Le projet de loi adopte la deuxième interprétation de l’interdiction de transfert en vertu de la CASM. L’infraction relative au déplacement prévue à l’alinéa 6c) ne criminalise pas le transit d’armes à sous-munitions à travers le territoire canadien. Un tel transit est expressément autorisé dans le cadre d’une coopération militaire ou d’opérations militaires combinées en vertu du paragraphe 11(2)73.

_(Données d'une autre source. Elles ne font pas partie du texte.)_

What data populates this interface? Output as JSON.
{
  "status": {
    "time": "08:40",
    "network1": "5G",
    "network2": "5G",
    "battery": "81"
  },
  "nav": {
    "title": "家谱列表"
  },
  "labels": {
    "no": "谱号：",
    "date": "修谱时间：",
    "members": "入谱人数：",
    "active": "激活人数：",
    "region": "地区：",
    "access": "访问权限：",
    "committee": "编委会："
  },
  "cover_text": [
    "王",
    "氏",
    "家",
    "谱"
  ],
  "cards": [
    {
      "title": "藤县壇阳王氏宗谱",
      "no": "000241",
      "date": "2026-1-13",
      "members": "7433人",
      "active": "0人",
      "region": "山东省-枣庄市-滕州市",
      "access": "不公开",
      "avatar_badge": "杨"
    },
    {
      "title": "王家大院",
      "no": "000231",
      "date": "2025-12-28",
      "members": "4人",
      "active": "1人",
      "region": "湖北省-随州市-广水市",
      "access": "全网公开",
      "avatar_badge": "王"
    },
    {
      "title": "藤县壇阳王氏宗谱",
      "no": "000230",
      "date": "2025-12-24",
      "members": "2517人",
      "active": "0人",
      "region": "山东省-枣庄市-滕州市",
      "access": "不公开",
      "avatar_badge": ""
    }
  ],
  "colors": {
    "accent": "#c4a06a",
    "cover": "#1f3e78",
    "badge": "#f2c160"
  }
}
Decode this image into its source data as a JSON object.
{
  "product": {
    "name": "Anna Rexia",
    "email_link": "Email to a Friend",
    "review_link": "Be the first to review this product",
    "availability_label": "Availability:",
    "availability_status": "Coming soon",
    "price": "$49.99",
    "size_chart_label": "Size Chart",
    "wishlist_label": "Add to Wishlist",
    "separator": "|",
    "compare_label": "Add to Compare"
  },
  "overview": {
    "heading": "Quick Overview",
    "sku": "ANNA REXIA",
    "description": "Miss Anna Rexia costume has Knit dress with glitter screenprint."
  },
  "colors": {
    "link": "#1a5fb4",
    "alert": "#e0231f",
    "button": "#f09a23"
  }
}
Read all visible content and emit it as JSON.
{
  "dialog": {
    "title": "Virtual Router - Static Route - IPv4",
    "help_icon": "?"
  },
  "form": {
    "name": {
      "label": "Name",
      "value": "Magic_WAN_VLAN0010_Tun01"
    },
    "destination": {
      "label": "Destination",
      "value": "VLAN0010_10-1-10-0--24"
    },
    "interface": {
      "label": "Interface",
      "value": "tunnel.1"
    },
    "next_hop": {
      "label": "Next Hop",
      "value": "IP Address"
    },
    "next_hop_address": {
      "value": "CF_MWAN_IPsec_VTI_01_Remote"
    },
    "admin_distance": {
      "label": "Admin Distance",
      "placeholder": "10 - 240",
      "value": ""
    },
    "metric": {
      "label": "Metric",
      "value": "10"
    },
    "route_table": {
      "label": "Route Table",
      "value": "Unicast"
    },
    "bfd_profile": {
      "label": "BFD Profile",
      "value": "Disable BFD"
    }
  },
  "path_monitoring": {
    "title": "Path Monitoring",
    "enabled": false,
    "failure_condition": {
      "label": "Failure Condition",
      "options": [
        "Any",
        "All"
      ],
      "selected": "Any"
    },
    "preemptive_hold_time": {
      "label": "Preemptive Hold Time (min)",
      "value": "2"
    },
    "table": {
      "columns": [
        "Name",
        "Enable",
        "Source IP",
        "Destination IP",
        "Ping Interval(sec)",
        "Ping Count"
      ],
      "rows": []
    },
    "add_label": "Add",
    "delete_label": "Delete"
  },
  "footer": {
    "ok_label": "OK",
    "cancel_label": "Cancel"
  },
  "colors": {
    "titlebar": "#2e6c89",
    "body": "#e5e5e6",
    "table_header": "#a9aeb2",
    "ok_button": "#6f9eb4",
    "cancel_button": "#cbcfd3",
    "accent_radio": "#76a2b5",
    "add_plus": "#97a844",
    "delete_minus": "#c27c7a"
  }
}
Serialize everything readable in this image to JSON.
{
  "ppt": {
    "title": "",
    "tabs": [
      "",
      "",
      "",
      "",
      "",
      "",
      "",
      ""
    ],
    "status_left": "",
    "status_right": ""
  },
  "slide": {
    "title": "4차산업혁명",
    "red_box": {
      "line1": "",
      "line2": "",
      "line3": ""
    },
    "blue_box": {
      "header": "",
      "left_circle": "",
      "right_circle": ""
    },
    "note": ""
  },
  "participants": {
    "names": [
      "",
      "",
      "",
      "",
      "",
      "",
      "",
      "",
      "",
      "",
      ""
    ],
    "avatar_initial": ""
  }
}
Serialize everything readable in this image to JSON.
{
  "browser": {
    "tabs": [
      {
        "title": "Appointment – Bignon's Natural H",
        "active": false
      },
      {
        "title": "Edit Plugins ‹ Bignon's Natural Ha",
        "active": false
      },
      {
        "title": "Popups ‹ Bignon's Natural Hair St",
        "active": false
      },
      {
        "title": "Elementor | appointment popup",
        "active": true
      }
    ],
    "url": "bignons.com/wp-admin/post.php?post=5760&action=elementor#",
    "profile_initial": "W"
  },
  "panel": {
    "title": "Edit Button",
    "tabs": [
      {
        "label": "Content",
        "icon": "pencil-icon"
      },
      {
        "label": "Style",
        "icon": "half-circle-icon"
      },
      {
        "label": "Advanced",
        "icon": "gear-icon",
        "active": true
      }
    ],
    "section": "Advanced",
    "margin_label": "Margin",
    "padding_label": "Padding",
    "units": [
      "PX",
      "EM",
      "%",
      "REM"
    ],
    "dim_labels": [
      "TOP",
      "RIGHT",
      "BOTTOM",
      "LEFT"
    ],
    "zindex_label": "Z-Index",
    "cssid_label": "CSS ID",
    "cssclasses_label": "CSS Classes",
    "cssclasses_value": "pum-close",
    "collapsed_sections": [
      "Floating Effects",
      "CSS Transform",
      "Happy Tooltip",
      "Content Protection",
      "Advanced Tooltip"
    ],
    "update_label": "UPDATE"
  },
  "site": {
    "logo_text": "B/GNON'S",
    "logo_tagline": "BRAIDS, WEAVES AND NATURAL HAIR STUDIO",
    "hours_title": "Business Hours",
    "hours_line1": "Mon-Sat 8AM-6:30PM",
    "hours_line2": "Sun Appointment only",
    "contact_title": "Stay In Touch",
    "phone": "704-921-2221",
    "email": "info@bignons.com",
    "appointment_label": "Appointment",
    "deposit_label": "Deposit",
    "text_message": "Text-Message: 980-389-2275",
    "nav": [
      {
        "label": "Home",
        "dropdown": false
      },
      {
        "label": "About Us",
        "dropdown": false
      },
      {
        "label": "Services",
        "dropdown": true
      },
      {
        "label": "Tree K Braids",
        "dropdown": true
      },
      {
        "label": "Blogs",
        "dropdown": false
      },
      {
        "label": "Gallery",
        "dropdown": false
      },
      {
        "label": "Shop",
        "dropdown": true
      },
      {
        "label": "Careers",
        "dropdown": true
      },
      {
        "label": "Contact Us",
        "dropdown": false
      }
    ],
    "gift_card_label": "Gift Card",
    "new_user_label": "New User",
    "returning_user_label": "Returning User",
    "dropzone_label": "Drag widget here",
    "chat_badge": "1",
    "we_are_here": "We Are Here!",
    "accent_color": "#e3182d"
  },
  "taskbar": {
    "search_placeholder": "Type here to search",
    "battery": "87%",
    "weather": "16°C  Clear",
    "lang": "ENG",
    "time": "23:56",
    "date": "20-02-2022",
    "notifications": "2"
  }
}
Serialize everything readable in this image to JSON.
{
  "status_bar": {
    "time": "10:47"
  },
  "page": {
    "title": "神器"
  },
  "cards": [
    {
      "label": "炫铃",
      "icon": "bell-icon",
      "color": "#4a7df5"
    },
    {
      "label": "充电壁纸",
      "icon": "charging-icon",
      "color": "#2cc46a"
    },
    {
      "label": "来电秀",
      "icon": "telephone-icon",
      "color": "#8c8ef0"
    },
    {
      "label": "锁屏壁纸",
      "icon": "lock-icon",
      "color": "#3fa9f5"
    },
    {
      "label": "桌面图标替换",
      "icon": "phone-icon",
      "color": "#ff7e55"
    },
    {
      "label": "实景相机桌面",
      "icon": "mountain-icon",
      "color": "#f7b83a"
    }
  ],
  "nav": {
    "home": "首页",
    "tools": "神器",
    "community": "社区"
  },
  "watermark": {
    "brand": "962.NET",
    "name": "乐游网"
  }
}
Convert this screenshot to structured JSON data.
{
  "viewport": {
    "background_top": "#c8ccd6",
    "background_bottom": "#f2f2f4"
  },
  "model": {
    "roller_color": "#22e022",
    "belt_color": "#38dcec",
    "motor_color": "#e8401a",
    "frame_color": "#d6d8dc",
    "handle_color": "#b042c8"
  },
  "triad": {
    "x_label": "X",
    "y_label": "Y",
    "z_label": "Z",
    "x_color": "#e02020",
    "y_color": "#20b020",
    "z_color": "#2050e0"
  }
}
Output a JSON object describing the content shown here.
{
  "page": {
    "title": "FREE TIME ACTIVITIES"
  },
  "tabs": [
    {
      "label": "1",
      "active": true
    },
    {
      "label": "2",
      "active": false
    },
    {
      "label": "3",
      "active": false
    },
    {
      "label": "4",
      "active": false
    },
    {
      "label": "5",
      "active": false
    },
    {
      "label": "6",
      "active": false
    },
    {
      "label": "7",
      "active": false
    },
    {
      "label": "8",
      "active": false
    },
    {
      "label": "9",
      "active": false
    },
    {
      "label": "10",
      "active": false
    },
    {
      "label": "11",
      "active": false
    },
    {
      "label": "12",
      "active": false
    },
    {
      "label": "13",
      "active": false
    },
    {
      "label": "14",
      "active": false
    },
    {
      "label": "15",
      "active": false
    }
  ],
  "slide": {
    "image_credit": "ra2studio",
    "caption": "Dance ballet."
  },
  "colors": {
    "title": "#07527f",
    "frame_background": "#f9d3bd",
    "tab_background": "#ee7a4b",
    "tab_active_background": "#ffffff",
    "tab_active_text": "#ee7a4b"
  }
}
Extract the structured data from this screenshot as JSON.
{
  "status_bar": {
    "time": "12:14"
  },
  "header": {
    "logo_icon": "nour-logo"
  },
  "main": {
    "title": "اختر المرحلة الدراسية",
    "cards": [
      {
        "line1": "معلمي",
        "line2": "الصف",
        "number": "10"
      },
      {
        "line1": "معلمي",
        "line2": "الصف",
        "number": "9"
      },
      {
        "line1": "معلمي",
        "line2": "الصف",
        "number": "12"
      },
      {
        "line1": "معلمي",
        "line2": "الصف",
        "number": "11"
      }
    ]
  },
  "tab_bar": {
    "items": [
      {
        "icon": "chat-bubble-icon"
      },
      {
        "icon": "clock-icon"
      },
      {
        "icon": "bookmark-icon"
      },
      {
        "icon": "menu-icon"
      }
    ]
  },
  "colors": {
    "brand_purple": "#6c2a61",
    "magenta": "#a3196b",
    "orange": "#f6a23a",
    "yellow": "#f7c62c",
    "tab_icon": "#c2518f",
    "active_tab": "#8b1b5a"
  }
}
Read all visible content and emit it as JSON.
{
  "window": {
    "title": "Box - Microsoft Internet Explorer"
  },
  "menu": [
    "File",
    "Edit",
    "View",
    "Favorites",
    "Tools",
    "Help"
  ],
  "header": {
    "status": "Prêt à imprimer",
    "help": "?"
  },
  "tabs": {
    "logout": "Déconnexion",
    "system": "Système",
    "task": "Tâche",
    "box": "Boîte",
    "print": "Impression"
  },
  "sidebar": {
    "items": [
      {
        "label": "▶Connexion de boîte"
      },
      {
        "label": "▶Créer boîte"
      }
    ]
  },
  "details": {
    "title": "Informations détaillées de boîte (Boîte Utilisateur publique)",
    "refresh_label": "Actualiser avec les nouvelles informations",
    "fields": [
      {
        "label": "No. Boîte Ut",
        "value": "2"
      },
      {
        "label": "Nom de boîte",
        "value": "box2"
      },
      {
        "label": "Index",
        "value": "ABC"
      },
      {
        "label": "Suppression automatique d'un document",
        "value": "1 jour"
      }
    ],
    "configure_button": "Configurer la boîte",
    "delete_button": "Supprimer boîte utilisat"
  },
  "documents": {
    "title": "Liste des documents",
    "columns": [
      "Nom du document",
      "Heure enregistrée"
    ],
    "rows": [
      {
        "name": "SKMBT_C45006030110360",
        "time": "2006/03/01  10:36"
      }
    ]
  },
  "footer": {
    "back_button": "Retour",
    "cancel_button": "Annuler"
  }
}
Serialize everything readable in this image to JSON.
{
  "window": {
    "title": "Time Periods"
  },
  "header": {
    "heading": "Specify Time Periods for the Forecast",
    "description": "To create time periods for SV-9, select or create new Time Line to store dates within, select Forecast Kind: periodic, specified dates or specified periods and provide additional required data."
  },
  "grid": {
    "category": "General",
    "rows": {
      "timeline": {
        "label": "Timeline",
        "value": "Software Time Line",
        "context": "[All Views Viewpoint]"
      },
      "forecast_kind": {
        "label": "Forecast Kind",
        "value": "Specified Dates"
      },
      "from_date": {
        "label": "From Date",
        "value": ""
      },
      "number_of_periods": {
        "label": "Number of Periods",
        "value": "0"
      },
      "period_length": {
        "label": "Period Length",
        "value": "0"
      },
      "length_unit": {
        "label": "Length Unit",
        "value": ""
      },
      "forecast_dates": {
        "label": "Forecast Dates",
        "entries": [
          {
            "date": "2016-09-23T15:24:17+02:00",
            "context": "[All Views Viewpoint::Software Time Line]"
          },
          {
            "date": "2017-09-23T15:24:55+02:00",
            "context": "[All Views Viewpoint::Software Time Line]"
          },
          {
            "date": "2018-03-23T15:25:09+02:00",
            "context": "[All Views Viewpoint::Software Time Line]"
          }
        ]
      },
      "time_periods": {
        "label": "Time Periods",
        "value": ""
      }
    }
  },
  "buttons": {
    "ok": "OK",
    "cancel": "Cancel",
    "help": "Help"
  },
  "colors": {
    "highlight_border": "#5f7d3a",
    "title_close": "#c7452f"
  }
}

Selon la documentation préparatoire de la CASM, la définition de transfert prévue dans la Convention a été établie de façon à reprendre la définition du Traité d’interdiction des mines antipersonnel et le Protocole II modifié à la Convention sur certaines armes classiques74. Le projet de loi met en œuvre cette interdiction dans le droit canadien en utilisant une approche différente de celle qui a été adoptée dans la Loi de mise en œuvre de la Convention sur les mines antipersonnel du Canada, qui interdit le transfert direct ou indirect de mines antipersonnel et qui reproduit intégralement la définition de transfert au sens de la Convention sur l’interdiction des mines antipersonnel75. L’interdiction relative au déplacement d’armes à sous munitions du projet de loi diffère elle aussi de la définition de « cession » aux termes du Code criminel, où « cession » désigne, dans le contexte des interdictions sur la cession d’armes interdites ou à autorisation restreinte, « la vente, la fourniture, l’échange, le don, le prêt, l’envoi, la location, le transport, l’expédition, la distribution ou la livraison76 ».
Le projet de loi ne définit pas « importation » et « exportation », des actions qui, en vertu de l’alinéa 6d), sont interdites relativement aux armes à sous-munitions. Pour interpréter ces termes, il est probable que le tribunal examine leur sens courant, ainsi que la jurisprudence et d’autres lois. Par exemple, la Loi sur les douanes définit l’importation et l’exportation comme l’importation au Canada et l’exportation du Canada77. Dans le contexte des limites imposées aux importations et aux exportations d’armes prohibées ou à autorisation restreinte, le Code criminel précise qu’exporter comprend : « Exporter hors du Canada, notamment exporter des marchandises importées au Canada et expédiées en transit à travers celui-ci78 ». Dans le même ordre d’idée, la définition d’importer en vertu du Code criminel comprend ce qui suit : « Importer au Canada, notamment importer des marchandises expédiées en transit à travers le Canada et exportées hors de celui ci79 ».
Les interdictions figurant à l’article 6 ne s’appliquent pas aux armes à sous-munitions qui ont été désactivées en application de l’article 10.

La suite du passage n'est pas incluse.